Peut-on encore espérer voir le système se réformer ?

Plus le temps passe, plus cela devient difficile. Sans liberté d’expression, sans droit d’association, les seules propositions alternatives sont celles de la dissidence ! Les chercheurs et les militants de gauche, eux, sont muselés et risquent de se sentir impuissants et de lâcher prise.

Les progressistes doivent-ils, selon vous, soutenir malgré tout la Révolution cubaine ? Et comment ?

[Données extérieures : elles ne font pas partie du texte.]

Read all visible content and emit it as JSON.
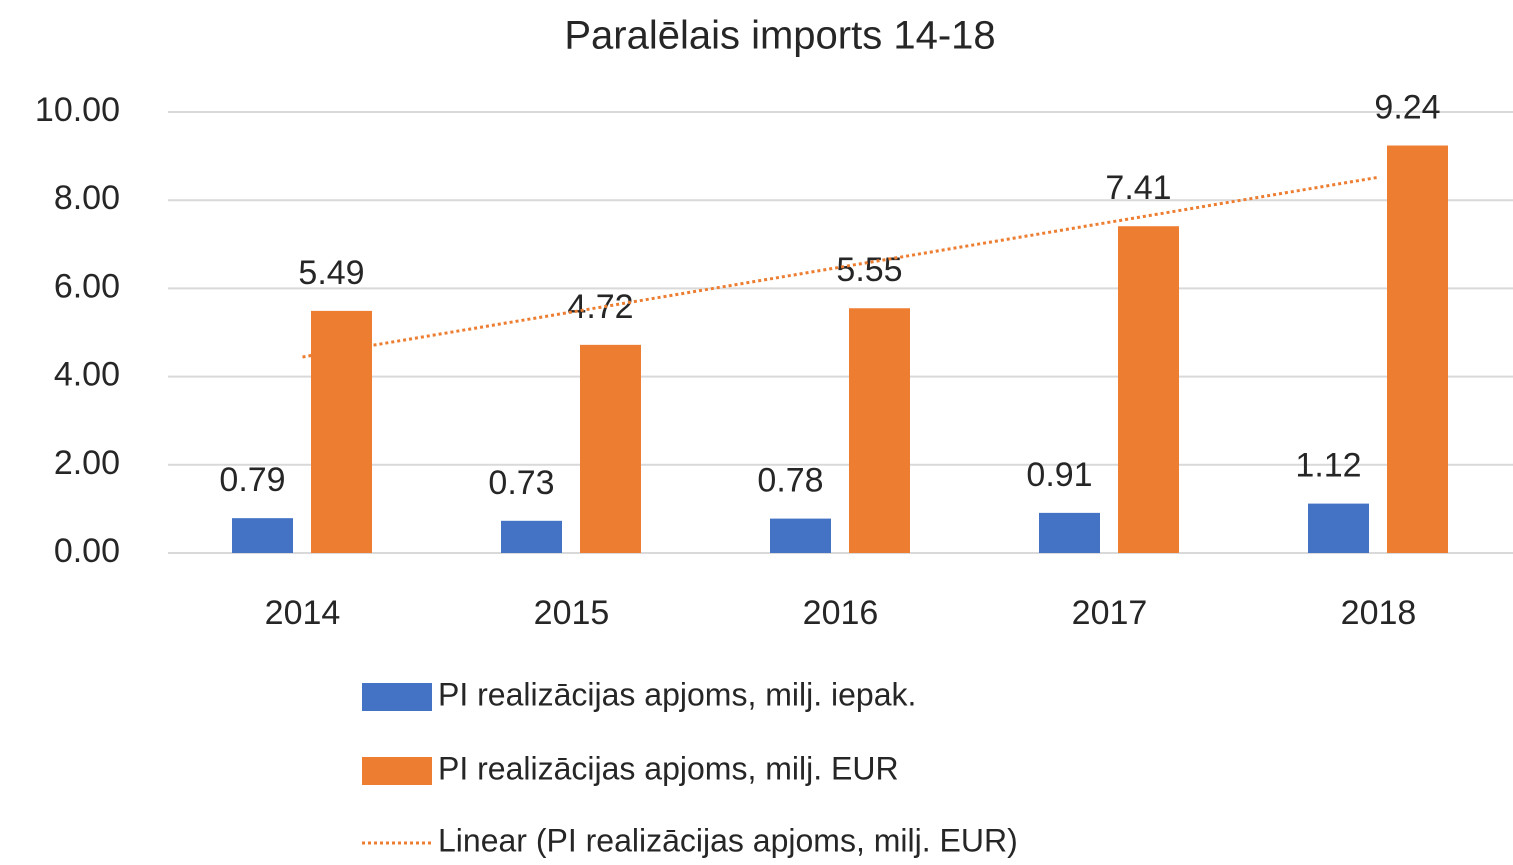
{
  "chart_data": {
    "type": "bar",
    "title": "Paralēlais imports 14-18",
    "categories": [
      "2014",
      "2015",
      "2016",
      "2017",
      "2018"
    ],
    "series": [
      {
        "name": "PI realizācijas apjoms, milj. iepak.",
        "color": "#4472c4",
        "values": [
          0.79,
          0.73,
          0.78,
          0.91,
          1.12
        ]
      },
      {
        "name": "PI realizācijas apjoms, milj. EUR",
        "color": "#ed7d31",
        "values": [
          5.49,
          4.72,
          5.55,
          7.41,
          9.24
        ]
      }
    ],
    "trendline": {
      "name": "Linear (PI realizācijas apjoms, milj. EUR)",
      "series": 1,
      "color": "#ed7d31"
    },
    "ylim": [
      0,
      10
    ],
    "yticks": [
      {
        "value": 0,
        "label": "0.00"
      },
      {
        "value": 2,
        "label": "2.00"
      },
      {
        "value": 4,
        "label": "4.00"
      },
      {
        "value": 6,
        "label": "6.00"
      },
      {
        "value": 8,
        "label": "8.00"
      },
      {
        "value": 10,
        "label": "10.00"
      }
    ],
    "grid": true,
    "legend": "bottom"
  }
}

Oui ! Il faut la soutenir contre toute tentative de destruction menée par Bush, cela ne fait pas le moindre doute. Mais cela ne doit pas signifier soutenir tout ce que fait Castro. Il faut exiger le droit à la critique, pour nous comme pour les Cubains. Le soutien inconditionnel à un leader ne fait pas partie du socialisme. Il faut tirer les leçons des expériences staliniennes.

P.-S.

Propos recueillis par Benito Perez.
Entretien paru dans le journal suisse Le Courrier, édition du 3 mai 2003.

Notes

[1Notamment Rupture à Cuba, Le castrisme en crise, La Brèche, Paris, 1992, 350 p.

[2« Période spéciale en temps de paix », décrétée lors de la disparition du bloc communiste. Programme de restrictions et de restructuration économiques.